The comparison with other legal texts I have reviewed underscores the point. Law of the European Union was, I wrote, a dutiful wiry mess, lacking context, unable to account for the failures of European integration. Grist’s Planning Law suffers a similar fate: its very neutrality makes visible the absence of context, the refusal to grapple with corruption, paralysis, and lived crisis. Just as Wade and Phillips’ Constitutional Law at least attempted to ground doctrine in historical practice, Grist here presents law as if it could be an autonomous text, when in fact every clause drips with history, every procedure is haunted by the Mahon Tribunal, every appeal is shadowed by homelessness.

And so the reader comes to the end with the sense that the pain is not incidental but essential. This is what Irish planning law is: a structure of governance whose contradictions have become unbearable. The statutes accumulate, the procedures multiply, and yet the housing crisis deepens, the infrastructure lags, the landscape scars. Law promises order but produces disorder. It promises clarity but produces opacity. It promises housing but produces paralysis.

This is the moment where Adorno must speak. For the contradictions exposed here are not merely technical glitches but the very essence of late modern governance. In Negative Dialectics, Adorno insisted that reconciliation is denied in modernity, that the whole is always false, that the system never delivers the harmony it promises. Planning law in Ireland is precisely such a false whole: a structure that pretends to balance development and preservation, public need and private interest, but in fact produces only the relentless proliferation of fractures. The housing crisis is not the exception but the proof: ghost estates alongside homelessness, vacant properties alongside unaffordable rents. It is the negative dialectic made concrete, the contradiction inscribed into the landscape itself.

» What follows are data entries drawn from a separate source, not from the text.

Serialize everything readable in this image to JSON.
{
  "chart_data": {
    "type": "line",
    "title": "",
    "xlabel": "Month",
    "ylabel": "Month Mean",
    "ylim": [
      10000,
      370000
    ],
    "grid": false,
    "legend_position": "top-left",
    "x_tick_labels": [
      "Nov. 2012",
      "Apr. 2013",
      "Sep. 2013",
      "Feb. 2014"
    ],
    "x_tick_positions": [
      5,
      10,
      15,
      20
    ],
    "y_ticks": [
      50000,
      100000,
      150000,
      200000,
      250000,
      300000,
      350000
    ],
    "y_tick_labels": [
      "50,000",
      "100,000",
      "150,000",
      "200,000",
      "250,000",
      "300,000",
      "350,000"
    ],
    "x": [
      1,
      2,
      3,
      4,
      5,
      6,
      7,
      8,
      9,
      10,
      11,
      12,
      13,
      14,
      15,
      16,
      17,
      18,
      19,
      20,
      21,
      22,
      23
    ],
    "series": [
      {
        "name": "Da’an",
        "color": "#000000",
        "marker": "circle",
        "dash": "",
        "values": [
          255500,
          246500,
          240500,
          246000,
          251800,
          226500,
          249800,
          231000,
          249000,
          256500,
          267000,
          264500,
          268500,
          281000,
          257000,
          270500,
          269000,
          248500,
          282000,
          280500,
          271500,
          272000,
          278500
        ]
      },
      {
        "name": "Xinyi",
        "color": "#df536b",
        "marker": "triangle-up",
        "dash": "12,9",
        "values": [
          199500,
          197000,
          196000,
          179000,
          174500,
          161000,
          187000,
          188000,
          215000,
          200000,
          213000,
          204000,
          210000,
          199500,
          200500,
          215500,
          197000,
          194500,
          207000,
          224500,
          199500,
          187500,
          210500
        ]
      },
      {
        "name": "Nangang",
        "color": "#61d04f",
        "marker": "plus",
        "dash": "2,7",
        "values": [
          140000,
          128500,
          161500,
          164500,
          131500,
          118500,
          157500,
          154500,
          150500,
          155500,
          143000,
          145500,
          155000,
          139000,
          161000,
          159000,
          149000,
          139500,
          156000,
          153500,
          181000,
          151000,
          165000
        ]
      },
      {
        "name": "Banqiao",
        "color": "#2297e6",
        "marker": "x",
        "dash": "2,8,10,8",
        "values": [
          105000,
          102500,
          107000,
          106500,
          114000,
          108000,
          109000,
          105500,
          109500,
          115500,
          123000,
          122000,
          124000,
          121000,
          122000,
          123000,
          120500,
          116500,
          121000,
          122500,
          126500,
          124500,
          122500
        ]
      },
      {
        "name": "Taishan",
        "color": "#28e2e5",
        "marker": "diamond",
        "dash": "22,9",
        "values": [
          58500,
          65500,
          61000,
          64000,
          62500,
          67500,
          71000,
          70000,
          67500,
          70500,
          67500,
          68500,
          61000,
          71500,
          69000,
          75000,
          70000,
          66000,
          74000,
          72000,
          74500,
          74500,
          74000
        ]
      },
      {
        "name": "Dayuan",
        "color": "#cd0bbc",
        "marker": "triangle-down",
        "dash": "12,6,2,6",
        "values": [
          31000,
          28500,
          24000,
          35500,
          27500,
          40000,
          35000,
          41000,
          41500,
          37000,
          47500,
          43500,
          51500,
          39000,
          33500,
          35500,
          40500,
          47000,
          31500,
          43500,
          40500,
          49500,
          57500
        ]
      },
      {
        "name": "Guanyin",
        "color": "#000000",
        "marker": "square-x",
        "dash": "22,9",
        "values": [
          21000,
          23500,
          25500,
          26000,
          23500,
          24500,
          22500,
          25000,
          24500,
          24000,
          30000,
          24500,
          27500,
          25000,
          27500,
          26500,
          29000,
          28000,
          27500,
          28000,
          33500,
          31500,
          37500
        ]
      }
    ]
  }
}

The sharpened crescendo is here: planning law, as Grist describes it, reveals itself as the perfect emblem of Adorno’s claim that in modernity every attempt at order curdles into its opposite. The rational system produces irrational outcomes. The apparatus meant to facilitate housing produces homelessness. The legal form that promises transparency produces corruption. This is not accident but essence. Reading Grist, one feels the unbearable truth that the system cannot reconcile itself, that the law is condemned to devour its own logic.

To scrawl at the close, no thoughts, only pain, is thus not to abdicate thought but to begin it in Adorno’s sense: to recognise that only by refusing false reconciliation can critique emerge. Grist has produced a clear introduction; but clarity here only magnifies contradiction. The book is thus not merely an introduction to planning law but an introduction to the condition of Irish modernity: governance as paralysis, law as alienation, the whole as false. Pain is not an accident of the text but the truth of its subject.